Many people think that they are too busy to take a vacation or that if they leave for even a few days they will return to even more work than when they left. In some cases, Americans are afraid that if they do take a few days off their bosses will recognize that they are dispensable and may re-assign their work and their job to others. Despite whatever real or imaginary fears you might have about taking a break from work, the reality is that everyone needs to rest, relax and step back from the stress of their daily lives so that they have the energy to return to the workplace prepared to work. Physicians are no exception. Physicians deal with extremely stressful situations on a daily basis. Failure to take the appropriate breaks from your practice can lead to weight gain, depression, additional stress and poor decision-making.

As noted in previous posts, stress can lead physicians to make poor decisions related to patient care or can lead to them making poor personal decisions such as drinking and driving, committing a boundary violation with a patient, or seeking unacceptable ways to relieve stress such as sharing personal information with patients or “friending” patients on social media sites.  Ultimately, failure to implement appropriate stress management tools, including taking a vacation, can lead to future professional problems.

Whether you choose to stay home for a “staycation” or take that long-awaited trip, give yourself (and your practice) a break. It will do you a world of good.

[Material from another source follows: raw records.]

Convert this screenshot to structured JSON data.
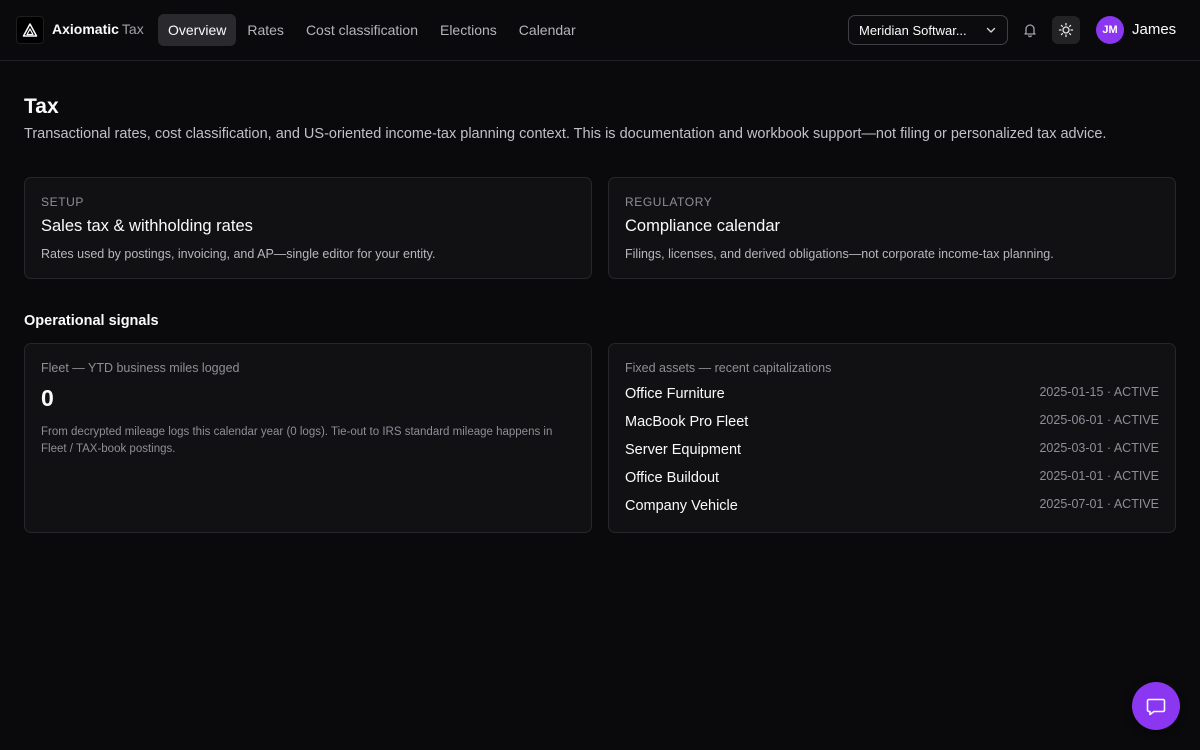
{
  "brand": {
    "name": "Axiomatic",
    "module": "Tax"
  },
  "nav": [
    {
      "label": "Overview",
      "active": true
    },
    {
      "label": "Rates",
      "active": false
    },
    {
      "label": "Cost classification",
      "active": false
    },
    {
      "label": "Elections",
      "active": false
    },
    {
      "label": "Calendar",
      "active": false
    }
  ],
  "header": {
    "org_select": "Meridian Softwar...",
    "user": {
      "initials": "JM",
      "name": "James"
    },
    "bell_icon": "bell-icon",
    "theme_icon": "sun-icon"
  },
  "page": {
    "title": "Tax",
    "description": "Transactional rates, cost classification, and US-oriented income-tax planning context. This is documentation and workbook support—not filing or personalized tax advice."
  },
  "cards": [
    {
      "eyebrow": "SETUP",
      "title": "Sales tax & withholding rates",
      "description": "Rates used by postings, invoicing, and AP—single editor for your entity."
    },
    {
      "eyebrow": "REGULATORY",
      "title": "Compliance calendar",
      "description": "Filings, licenses, and derived obligations—not corporate income-tax planning."
    }
  ],
  "signals": {
    "section_title": "Operational signals",
    "fleet": {
      "label": "Fleet — YTD business miles logged",
      "value": "0",
      "note": "From decrypted mileage logs this calendar year (0 logs). Tie-out to IRS standard mileage happens in Fleet / TAX-book postings."
    },
    "assets": {
      "label": "Fixed assets — recent capitalizations",
      "items": [
        {
          "name": "Office Furniture",
          "meta": "2025-01-15 · ACTIVE"
        },
        {
          "name": "MacBook Pro Fleet",
          "meta": "2025-06-01 · ACTIVE"
        },
        {
          "name": "Server Equipment",
          "meta": "2025-03-01 · ACTIVE"
        },
        {
          "name": "Office Buildout",
          "meta": "2025-01-01 · ACTIVE"
        },
        {
          "name": "Company Vehicle",
          "meta": "2025-07-01 · ACTIVE"
        }
      ]
    }
  },
  "chat_icon": "chat-bubble-icon",
  "colors": {
    "accent": "#8b36f0",
    "background": "#0a0a0c",
    "card": "#111114"
  }
}
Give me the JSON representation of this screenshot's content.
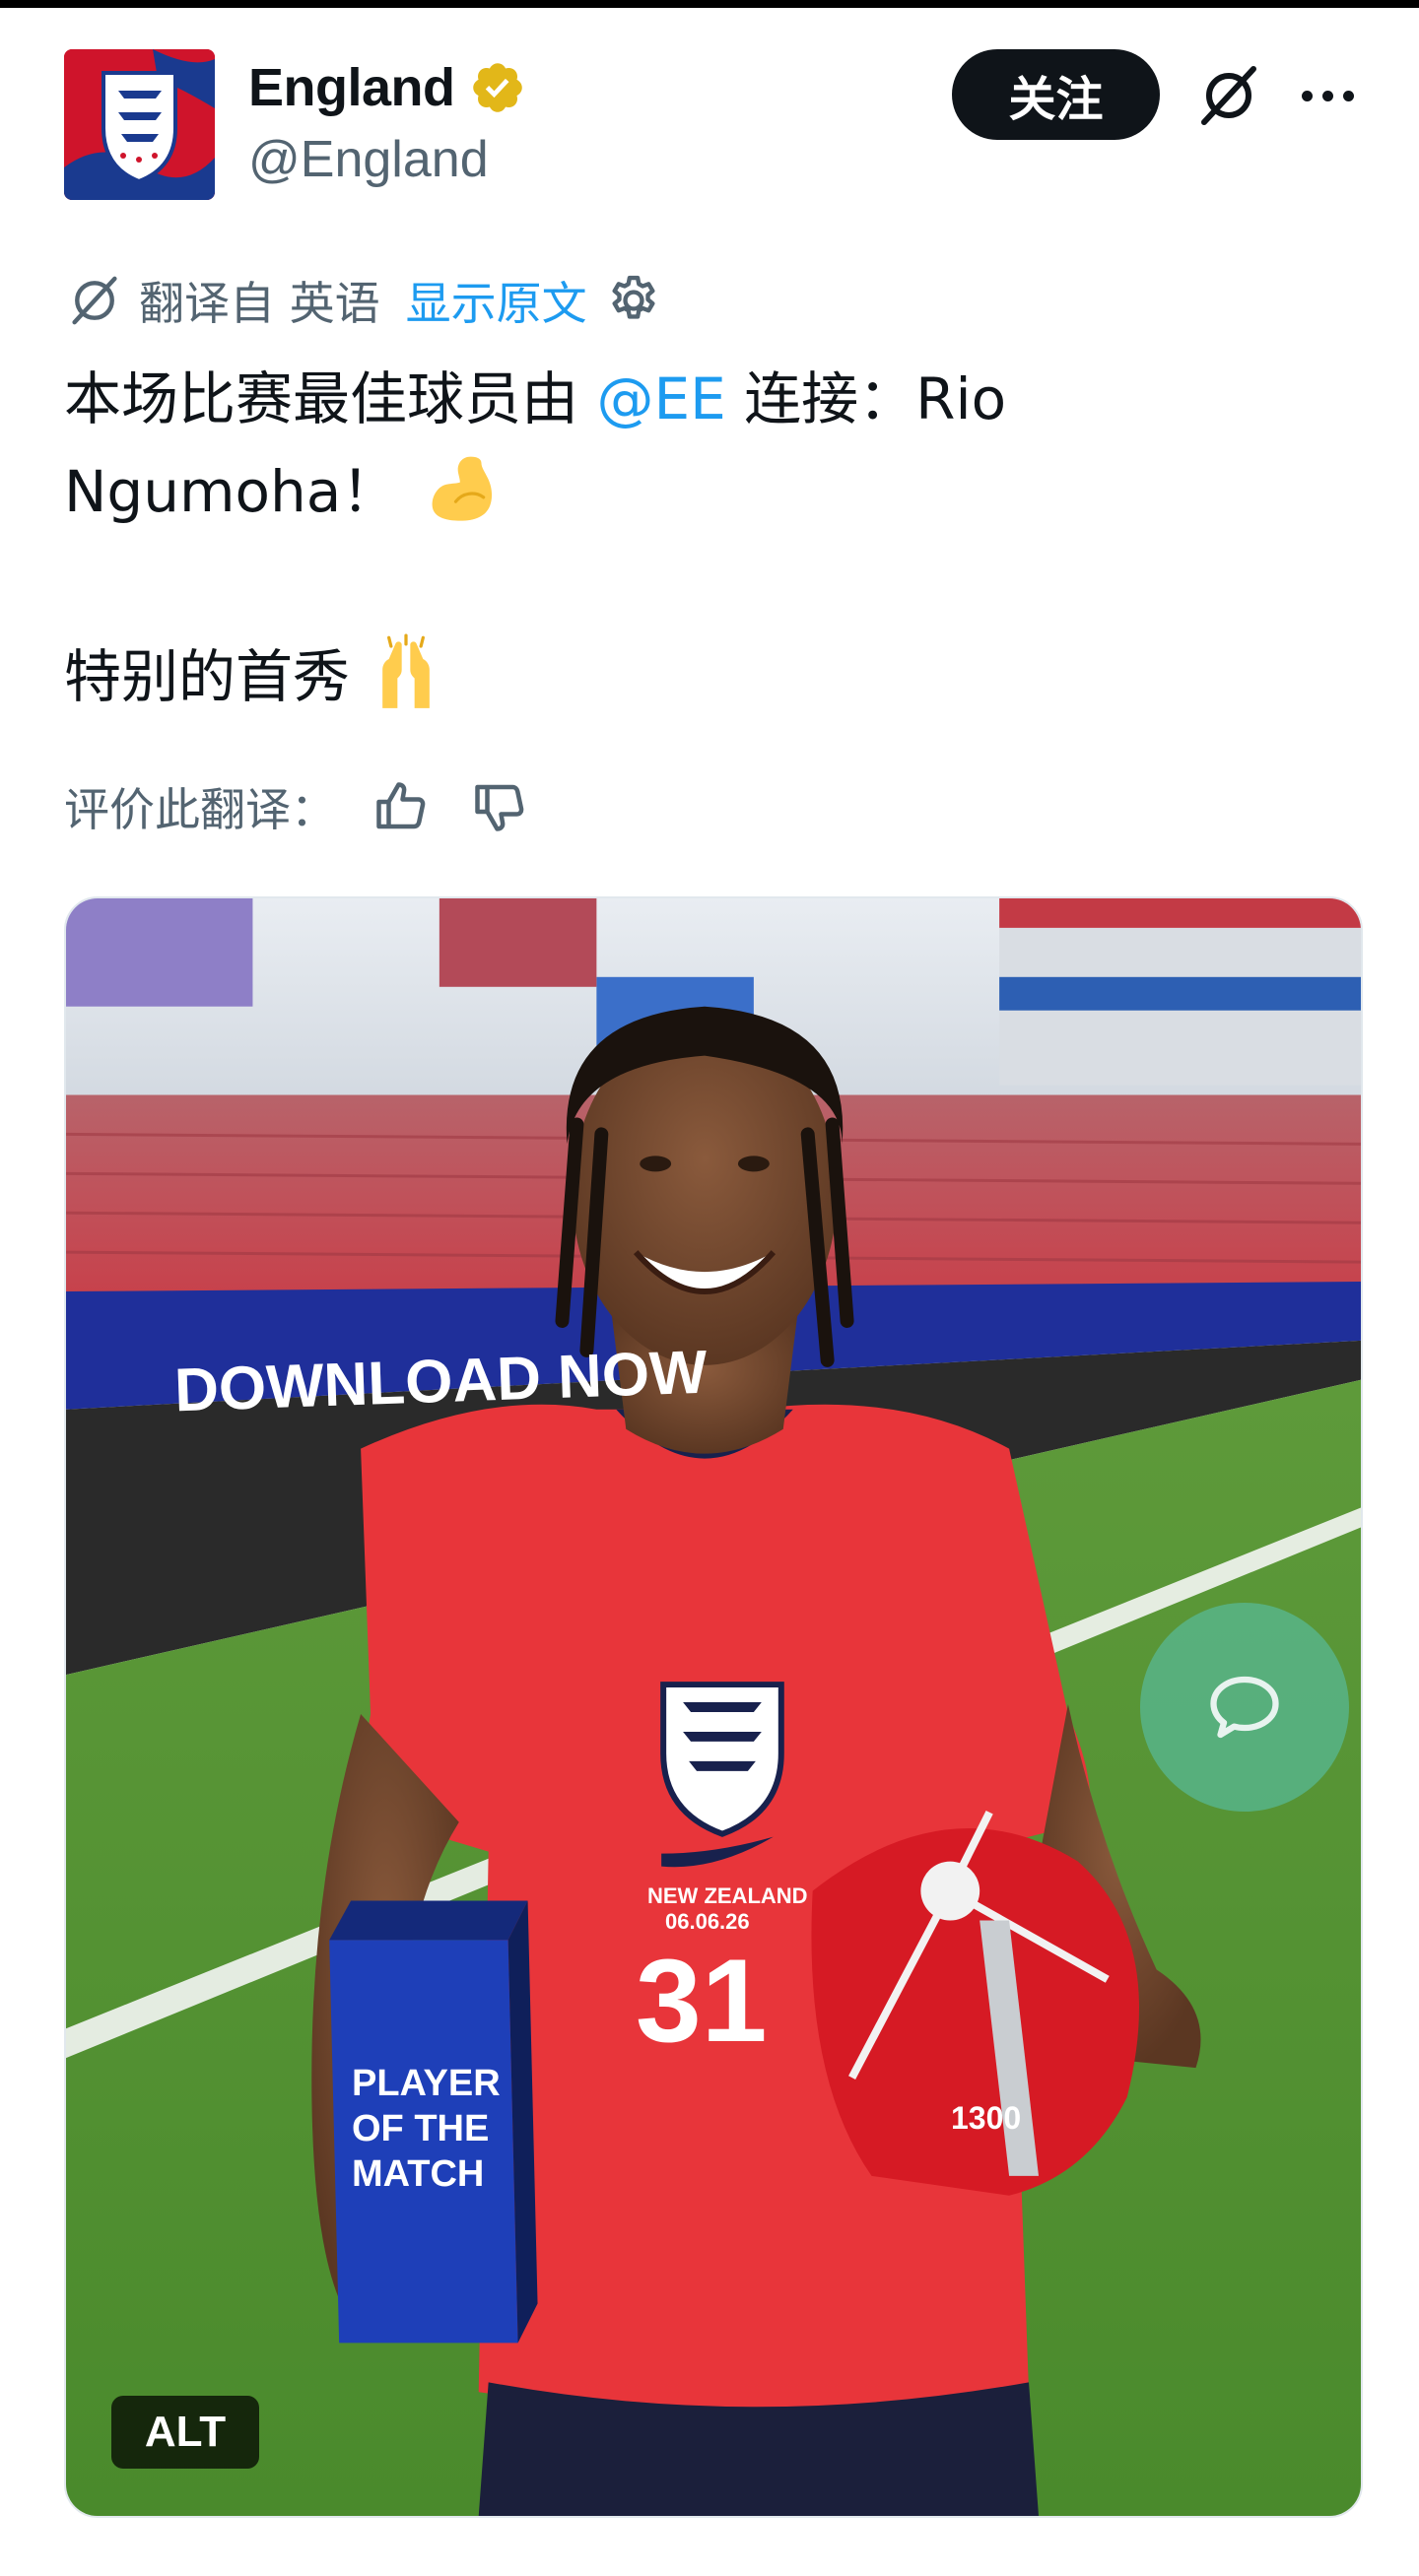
{
  "header": {
    "display_name": "England",
    "handle": "@England",
    "verified": true,
    "follow_label": "关注",
    "grok_icon": "grok-icon",
    "more_icon": "more-icon"
  },
  "translation": {
    "translated_from": "翻译自 英语",
    "show_original": "显示原文",
    "settings_icon": "gear-icon"
  },
  "tweet": {
    "line1_pre": "本场比赛最佳球员由 ",
    "mention": "@EE",
    "line1_post": " 连接：Rio",
    "line2": "Ngumoha！",
    "line3": "特别的首秀",
    "emoji1": "flexed-biceps",
    "emoji2": "raising-hands"
  },
  "rating": {
    "label": "评价此翻译："
  },
  "media": {
    "alt_label": "ALT",
    "banner_text": "DOWNLOAD NOW",
    "shirt_text": "NEW ZEALAND",
    "shirt_date": "06.06.26",
    "shirt_number": "31",
    "cap_number": "1300",
    "trophy_line1": "PLAYER",
    "trophy_line2": "OF THE",
    "trophy_line3": "MATCH"
  },
  "colors": {
    "accent_blue": "#1d9bf0",
    "text_primary": "#0f1419",
    "text_secondary": "#536471",
    "verified_gold": "#e2b719",
    "england_red": "#cf142b"
  }
}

As always, if you have any questions about the State Medical Board of Ohio or this post, please feel free to call me at (614) 486-3909 or email me at beth@collislaw.com.  My office will be closed from December 24, 2012 to January 3, 2013 to give everyone at CSC a much needed break.

The Digital Age Brings Down Another Prominent Figure

In the past, I have written about the dangers that participating in social media can present to medical professionals (August 23, 2012 post “Social Media Can be a Dangerous Pastime for Medical Professionals”).  The resignation of General David Petraeus yet again demonstrates that the digital age presents significant perils to those individuals who ignore or attempt to circumvent the appropriate use of such media.

I found it interesting that it has been reported that General Petraeus and Paula Broadwell allegedly wrote emails in “draft”, left the drafts in a draft email folder which they could both access and read, but did not send to each other, thereby attempting to avoid creating a trail of emails.

Engaging in social media creates a trail that can be used by employers, governmental agencies, criminal investigators, and State licensing boards as evidence of wrongdoing.  When a professional, like a physician, engages in email, texting, Facebook, Twitter, or other forms of social media with patients, they risk being determined to have committed a boundary violation with a patient.  A physician may not engage in a personal, sexual, or financial relationship with a patient.

In the past, these relationships were more difficult for employers or governmental agencies to prove because, in many instances, cases came down to a “he said – she said” situation.  However, in the digital age, impermissible relationships are documented in emails, texts, photos, videos, Facebook posts, and Tweets.

It is a violation of the State Medical Board of Ohio’s laws and rules to engage in a personal, sexual, intimate, or financial relationship with a patient.  Such relationships subject a physician to discipline by the Board.